By Staff | Nov 5, 2010

The transfer of agricultural nutrients into bodies of water far from Iowa’s fertile farmlands can have unfortunate environmental consequences. That’s a major reason why improving water quality is an important priority.

According to Dean Lemke, who heads the Water Resources Bureau of the Iowa Department of Agriculture and Land Stewardship, the department is pursuing a two-pronged strategy to reduce nutrient transfer from agricultural lands:

  • “Continue long-standing programs to encourage adoption of traditional conservation practices,” and
  • “Develop new, innovative technologies and programs targeted to reducing nutrient transport to water resources.”

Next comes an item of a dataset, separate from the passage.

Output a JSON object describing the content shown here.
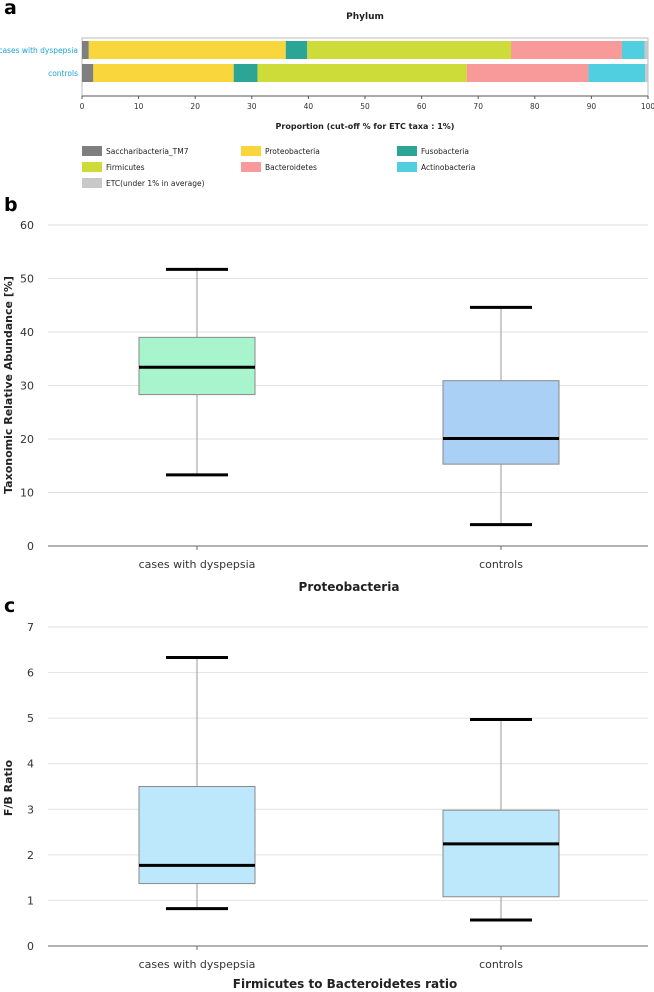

A major step forward in the campaign to enhance water quality took place last month with the dedication of the first Iowa Integrated Drainage and Wetland Landscape Systems Initiative pilot site southeast of Pocahontas. This important project has had the enthusiastic support of Iowa Secretary Bill Northey, who participated in the dedication.

This initiative represents the marriage of a wetlands preservation undertaking and 21st-century subsurface drainage technology. This was emphasized in a statement released by the department:

“Through this initiative, a constructed wetland designed to improve water quality has been created as part of the modernization of existing subsurface drainage serving agricultural lands in Iowa.”

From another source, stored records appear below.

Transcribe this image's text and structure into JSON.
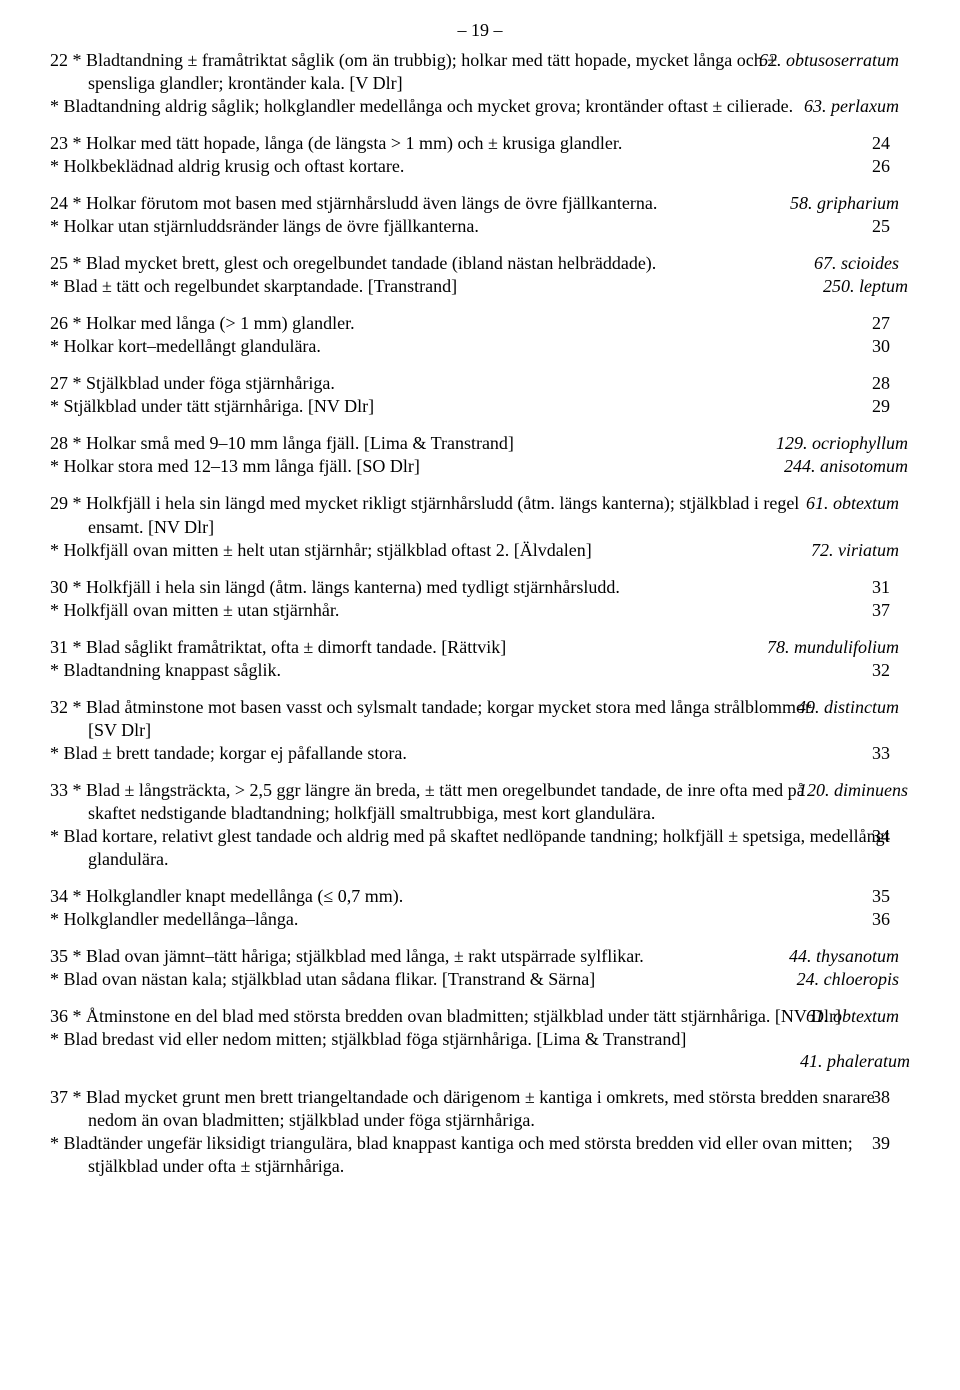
{
  "page_number": "– 19 –",
  "groups": [
    {
      "entries": [
        {
          "lead": "22 *",
          "text": "Bladtandning ± framåtriktat såglik (om än trubbig); holkar med tätt hopade, mycket långa och ± spensliga glandler; krontänder kala. [V Dlr]",
          "result": "62. obtusoserratum",
          "resultItalic": true
        },
        {
          "lead": "*",
          "text": "Bladtandning aldrig såglik; holkglandler medellånga och mycket grova; krontänder oftast ± cilierade.",
          "result": "63. perlaxum",
          "resultItalic": true
        }
      ]
    },
    {
      "entries": [
        {
          "lead": "23 *",
          "text": "Holkar med tätt hopade, långa (de längsta > 1 mm) och ± krusiga glandler.",
          "result": "24",
          "resultItalic": false
        },
        {
          "lead": "*",
          "text": "Holkbeklädnad aldrig krusig och oftast kortare.",
          "result": "26",
          "resultItalic": false
        }
      ]
    },
    {
      "entries": [
        {
          "lead": "24 *",
          "text": "Holkar förutom mot basen med stjärnhårsludd även längs de övre fjällkanterna.",
          "result": "58. gripharium",
          "resultItalic": true
        },
        {
          "lead": "*",
          "text": "Holkar utan stjärnluddsränder längs de övre fjällkanterna.",
          "result": "25",
          "resultItalic": false
        }
      ]
    },
    {
      "entries": [
        {
          "lead": "25 *",
          "text": "Blad mycket brett, glest och oregelbundet tandade (ibland nästan helbräddade).",
          "result": "67. scioides",
          "resultItalic": true
        },
        {
          "lead": "*",
          "text": "Blad ± tätt och regelbundet skarptandade. [Transtrand]",
          "result": "250. leptum",
          "resultItalic": true
        }
      ]
    },
    {
      "entries": [
        {
          "lead": "26 *",
          "text": "Holkar med långa (> 1 mm) glandler.",
          "result": "27",
          "resultItalic": false
        },
        {
          "lead": "*",
          "text": "Holkar kort–medellångt glandulära.",
          "result": "30",
          "resultItalic": false
        }
      ]
    },
    {
      "entries": [
        {
          "lead": "27 *",
          "text": "Stjälkblad under föga stjärnhåriga.",
          "result": "28",
          "resultItalic": false
        },
        {
          "lead": "*",
          "text": "Stjälkblad under tätt stjärnhåriga. [NV Dlr]",
          "result": "29",
          "resultItalic": false
        }
      ]
    },
    {
      "entries": [
        {
          "lead": "28 *",
          "text": "Holkar små med 9–10 mm långa fjäll. [Lima & Transtrand]",
          "result": "129. ocriophyllum",
          "resultItalic": true
        },
        {
          "lead": "*",
          "text": "Holkar stora med 12–13 mm långa fjäll. [SO Dlr]",
          "result": "244. anisotomum",
          "resultItalic": true
        }
      ]
    },
    {
      "entries": [
        {
          "lead": "29 *",
          "text": "Holkfjäll i hela sin längd med mycket rikligt stjärnhårsludd (åtm. längs kanterna); stjälkblad i regel ensamt. [NV Dlr]",
          "result": "61. obtextum",
          "resultItalic": true
        },
        {
          "lead": "*",
          "text": "Holkfjäll ovan mitten ± helt utan stjärnhår; stjälkblad oftast 2. [Älvdalen]",
          "result": "72. viriatum",
          "resultItalic": true
        }
      ]
    },
    {
      "entries": [
        {
          "lead": "30 *",
          "text": "Holkfjäll i hela sin längd (åtm. längs kanterna) med tydligt stjärnhårsludd.",
          "result": "31",
          "resultItalic": false
        },
        {
          "lead": "*",
          "text": "Holkfjäll ovan mitten ± utan stjärnhår.",
          "result": "37",
          "resultItalic": false
        }
      ]
    },
    {
      "entries": [
        {
          "lead": "31 *",
          "text": "Blad såglikt framåtriktat, ofta ± dimorft tandade. [Rättvik]",
          "result": "78. mundulifolium",
          "resultItalic": true
        },
        {
          "lead": "*",
          "text": "Bladtandning knappast såglik.",
          "result": "32",
          "resultItalic": false
        }
      ]
    },
    {
      "entries": [
        {
          "lead": "32 *",
          "text": "Blad åtminstone mot basen vasst och sylsmalt tandade; korgar mycket stora med långa strålblommor. [SV Dlr]",
          "result": "49. distinctum",
          "resultItalic": true
        },
        {
          "lead": "*",
          "text": "Blad ± brett tandade; korgar ej påfallande stora.",
          "result": "33",
          "resultItalic": false
        }
      ]
    },
    {
      "entries": [
        {
          "lead": "33 *",
          "text": "Blad ± långsträckta, > 2,5 ggr längre än breda, ± tätt men oregelbundet tandade, de inre ofta med på skaftet nedstigande bladtandning; holkfjäll smaltrubbiga, mest kort glandulära.",
          "result": "120. diminuens",
          "resultItalic": true
        },
        {
          "lead": "*",
          "text": "Blad kortare, relativt glest tandade och aldrig med på skaftet nedlöpande tandning; holkfjäll ± spetsiga, medellångt glandulära.",
          "result": "34",
          "resultItalic": false
        }
      ]
    },
    {
      "entries": [
        {
          "lead": "34 *",
          "text": "Holkglandler knapt medellånga (≤ 0,7 mm).",
          "result": "35",
          "resultItalic": false
        },
        {
          "lead": "*",
          "text": "Holkglandler medellånga–långa.",
          "result": "36",
          "resultItalic": false
        }
      ]
    },
    {
      "entries": [
        {
          "lead": "35 *",
          "text": "Blad ovan jämnt–tätt håriga; stjälkblad med långa, ± rakt utspärrade sylflikar.",
          "result": "44. thysanotum",
          "resultItalic": true
        },
        {
          "lead": "*",
          "text": "Blad ovan nästan kala; stjälkblad utan sådana flikar. [Transtrand & Särna]",
          "result": "24. chloeropis",
          "resultItalic": true
        }
      ]
    },
    {
      "entries": [
        {
          "lead": "36 *",
          "text": "Åtminstone en del blad med största bredden ovan bladmitten; stjälkblad under tätt stjärnhåriga. [NV Dlr]",
          "result": "61. obtextum",
          "resultItalic": true
        },
        {
          "lead": "*",
          "text": "Blad bredast vid eller nedom mitten; stjälkblad föga stjärnhåriga. [Lima & Transtrand]",
          "result": "",
          "resultItalic": false,
          "rightLine": "41. phaleratum",
          "rightLineItalic": true
        }
      ]
    },
    {
      "entries": [
        {
          "lead": "37 *",
          "text": "Blad mycket grunt men brett triangeltandade och därigenom ± kantiga i omkrets, med största bredden snarare nedom än ovan bladmitten; stjälkblad under föga stjärnhåriga.",
          "result": "38",
          "resultItalic": false
        },
        {
          "lead": "*",
          "text": "Bladtänder ungefär liksidigt triangulära, blad knappast kantiga och med största bredden vid eller ovan mitten; stjälkblad under ofta ± stjärnhåriga.",
          "result": "39",
          "resultItalic": false
        }
      ]
    }
  ]
}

This innovative undertaking is the first project to incorporate a wetland as part of a modern system for subsurface drainage.

Just how effective the wetland is in “treating the subsurface drainage to remove pollutants, primarily nitrates” will be assessed by researchers from Iowa State University.

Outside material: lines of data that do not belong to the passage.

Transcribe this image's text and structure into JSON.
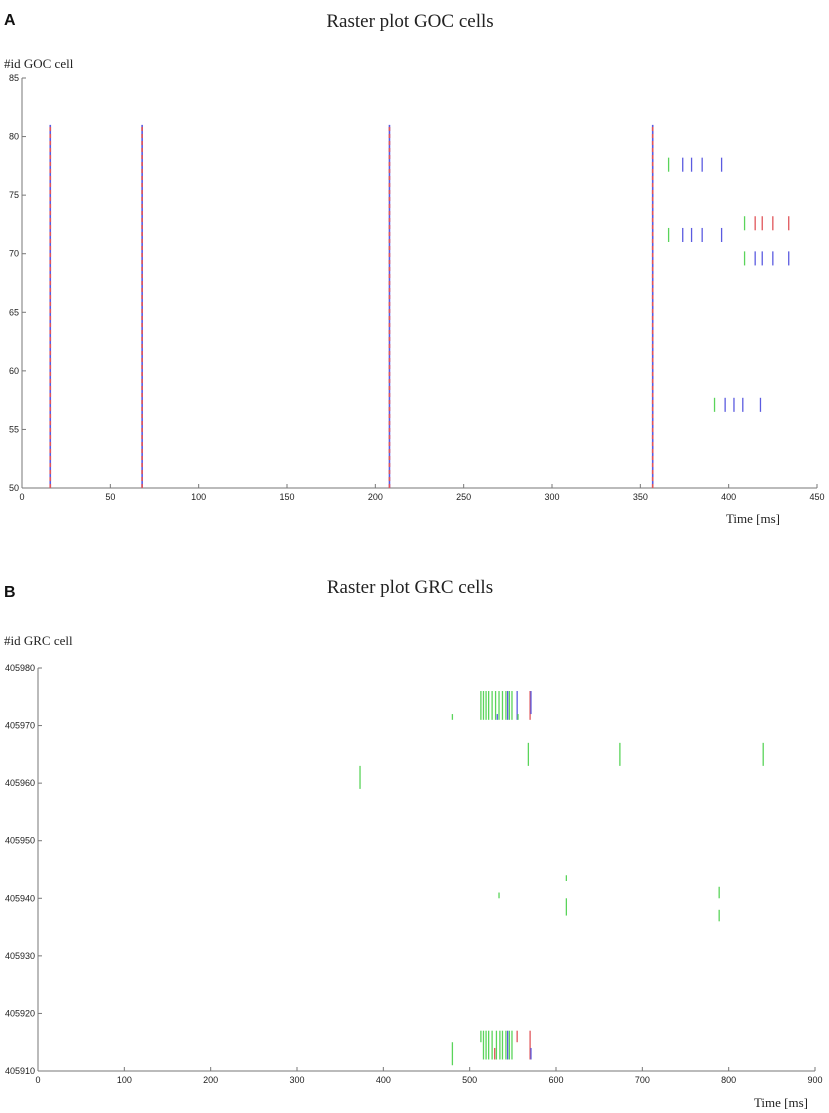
{
  "chart_data": [
    {
      "type": "scatter",
      "panel_label": "A",
      "title": "Raster plot GOC cells",
      "ylabel": "#id GOC cell",
      "xlabel": "Time [ms]",
      "xlim": [
        0,
        450
      ],
      "ylim": [
        50,
        85
      ],
      "xticks": [
        "0",
        "50",
        "100",
        "150",
        "200",
        "250",
        "300",
        "350",
        "400",
        "450"
      ],
      "yticks": [
        "50",
        "55",
        "60",
        "65",
        "70",
        "75",
        "80",
        "85"
      ],
      "colors": {
        "green": "#5ad45a",
        "blue": "#5b5be0",
        "red": "#e0555a"
      },
      "population_bursts": [
        16,
        68,
        208,
        357
      ],
      "burst_range": [
        50,
        81
      ],
      "spikes": [
        {
          "t": 366,
          "y0": 77,
          "y1": 78.2,
          "c": "green"
        },
        {
          "t": 374,
          "y0": 77,
          "y1": 78.2,
          "c": "blue"
        },
        {
          "t": 379,
          "y0": 77,
          "y1": 78.2,
          "c": "blue"
        },
        {
          "t": 385,
          "y0": 77,
          "y1": 78.2,
          "c": "blue"
        },
        {
          "t": 396,
          "y0": 77,
          "y1": 78.2,
          "c": "blue"
        },
        {
          "t": 366,
          "y0": 71,
          "y1": 72.2,
          "c": "green"
        },
        {
          "t": 374,
          "y0": 71,
          "y1": 72.2,
          "c": "blue"
        },
        {
          "t": 379,
          "y0": 71,
          "y1": 72.2,
          "c": "blue"
        },
        {
          "t": 385,
          "y0": 71,
          "y1": 72.2,
          "c": "blue"
        },
        {
          "t": 396,
          "y0": 71,
          "y1": 72.2,
          "c": "blue"
        },
        {
          "t": 409,
          "y0": 72,
          "y1": 73.2,
          "c": "green"
        },
        {
          "t": 415,
          "y0": 72,
          "y1": 73.2,
          "c": "red"
        },
        {
          "t": 419,
          "y0": 72,
          "y1": 73.2,
          "c": "red"
        },
        {
          "t": 425,
          "y0": 72,
          "y1": 73.2,
          "c": "red"
        },
        {
          "t": 434,
          "y0": 72,
          "y1": 73.2,
          "c": "red"
        },
        {
          "t": 409,
          "y0": 69,
          "y1": 70.2,
          "c": "green"
        },
        {
          "t": 415,
          "y0": 69,
          "y1": 70.2,
          "c": "blue"
        },
        {
          "t": 419,
          "y0": 69,
          "y1": 70.2,
          "c": "blue"
        },
        {
          "t": 425,
          "y0": 69,
          "y1": 70.2,
          "c": "blue"
        },
        {
          "t": 434,
          "y0": 69,
          "y1": 70.2,
          "c": "blue"
        },
        {
          "t": 392,
          "y0": 56.5,
          "y1": 57.7,
          "c": "green"
        },
        {
          "t": 398,
          "y0": 56.5,
          "y1": 57.7,
          "c": "blue"
        },
        {
          "t": 403,
          "y0": 56.5,
          "y1": 57.7,
          "c": "blue"
        },
        {
          "t": 408,
          "y0": 56.5,
          "y1": 57.7,
          "c": "blue"
        },
        {
          "t": 418,
          "y0": 56.5,
          "y1": 57.7,
          "c": "blue"
        }
      ]
    },
    {
      "type": "scatter",
      "panel_label": "B",
      "title": "Raster plot GRC cells",
      "ylabel": "#id GRC cell",
      "xlabel": "Time [ms]",
      "xlim": [
        0,
        900
      ],
      "ylim": [
        405910,
        405980
      ],
      "xticks": [
        "0",
        "100",
        "200",
        "300",
        "400",
        "500",
        "600",
        "700",
        "800",
        "900"
      ],
      "yticks": [
        "405910",
        "405920",
        "405930",
        "405940",
        "405950",
        "405960",
        "405970",
        "405980"
      ],
      "colors": {
        "green": "#5ad45a",
        "blue": "#5b5be0",
        "red": "#e0555a"
      },
      "spikes": [
        {
          "t": 513,
          "y0": 405971,
          "y1": 405976,
          "c": "green"
        },
        {
          "t": 516,
          "y0": 405971,
          "y1": 405976,
          "c": "green"
        },
        {
          "t": 519,
          "y0": 405971,
          "y1": 405976,
          "c": "green"
        },
        {
          "t": 522,
          "y0": 405971,
          "y1": 405976,
          "c": "green"
        },
        {
          "t": 526,
          "y0": 405971,
          "y1": 405976,
          "c": "green"
        },
        {
          "t": 530,
          "y0": 405971,
          "y1": 405976,
          "c": "green"
        },
        {
          "t": 534,
          "y0": 405971,
          "y1": 405976,
          "c": "green"
        },
        {
          "t": 538,
          "y0": 405971,
          "y1": 405976,
          "c": "green"
        },
        {
          "t": 542,
          "y0": 405971,
          "y1": 405976,
          "c": "green"
        },
        {
          "t": 544,
          "y0": 405971,
          "y1": 405976,
          "c": "blue"
        },
        {
          "t": 546,
          "y0": 405971,
          "y1": 405976,
          "c": "green"
        },
        {
          "t": 549,
          "y0": 405971,
          "y1": 405976,
          "c": "green"
        },
        {
          "t": 555,
          "y0": 405971,
          "y1": 405976,
          "c": "blue"
        },
        {
          "t": 570,
          "y0": 405971,
          "y1": 405976,
          "c": "red"
        },
        {
          "t": 571,
          "y0": 405972,
          "y1": 405976,
          "c": "blue"
        },
        {
          "t": 480,
          "y0": 405971,
          "y1": 405972,
          "c": "green"
        },
        {
          "t": 532,
          "y0": 405971,
          "y1": 405972,
          "c": "blue"
        },
        {
          "t": 556,
          "y0": 405971,
          "y1": 405972,
          "c": "green"
        },
        {
          "t": 568,
          "y0": 405963,
          "y1": 405967,
          "c": "green"
        },
        {
          "t": 674,
          "y0": 405963,
          "y1": 405967,
          "c": "green"
        },
        {
          "t": 840,
          "y0": 405963,
          "y1": 405967,
          "c": "green"
        },
        {
          "t": 373,
          "y0": 405959,
          "y1": 405963,
          "c": "green"
        },
        {
          "t": 612,
          "y0": 405943,
          "y1": 405944,
          "c": "green"
        },
        {
          "t": 534,
          "y0": 405940,
          "y1": 405941,
          "c": "green"
        },
        {
          "t": 612,
          "y0": 405937,
          "y1": 405940,
          "c": "green"
        },
        {
          "t": 789,
          "y0": 405940,
          "y1": 405942,
          "c": "green"
        },
        {
          "t": 789,
          "y0": 405936,
          "y1": 405938,
          "c": "green"
        },
        {
          "t": 480,
          "y0": 405911,
          "y1": 405915,
          "c": "green"
        },
        {
          "t": 513,
          "y0": 405915,
          "y1": 405917,
          "c": "green"
        },
        {
          "t": 516,
          "y0": 405912,
          "y1": 405917,
          "c": "green"
        },
        {
          "t": 519,
          "y0": 405912,
          "y1": 405917,
          "c": "green"
        },
        {
          "t": 522,
          "y0": 405912,
          "y1": 405917,
          "c": "green"
        },
        {
          "t": 526,
          "y0": 405912,
          "y1": 405917,
          "c": "green"
        },
        {
          "t": 529,
          "y0": 405912,
          "y1": 405914,
          "c": "red"
        },
        {
          "t": 531,
          "y0": 405912,
          "y1": 405917,
          "c": "green"
        },
        {
          "t": 535,
          "y0": 405912,
          "y1": 405917,
          "c": "green"
        },
        {
          "t": 538,
          "y0": 405912,
          "y1": 405917,
          "c": "green"
        },
        {
          "t": 542,
          "y0": 405912,
          "y1": 405917,
          "c": "green"
        },
        {
          "t": 544,
          "y0": 405912,
          "y1": 405917,
          "c": "blue"
        },
        {
          "t": 546,
          "y0": 405912,
          "y1": 405917,
          "c": "green"
        },
        {
          "t": 549,
          "y0": 405912,
          "y1": 405917,
          "c": "green"
        },
        {
          "t": 555,
          "y0": 405915,
          "y1": 405917,
          "c": "red"
        },
        {
          "t": 570,
          "y0": 405912,
          "y1": 405917,
          "c": "red"
        },
        {
          "t": 571,
          "y0": 405912,
          "y1": 405914,
          "c": "blue"
        }
      ]
    }
  ]
}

According to the statement IDALS released about the Pocahontas County undertaking, in addition to generating an enhanced habitat for wildlife, “existing research shows that these types of wetlands reduce nitrate loading by more than 50 percent and when combined with drainage systems both surface water runoff and phosphorus loss to Iowa streams are projected to be cut in half.”

Consequently, there’s good reason to have high hopes that the endeavor just launched will prove a prototype for other similar projects.

Farm News applauds this initiative and looks forward to hearing more about the research conclusions in the months ahead.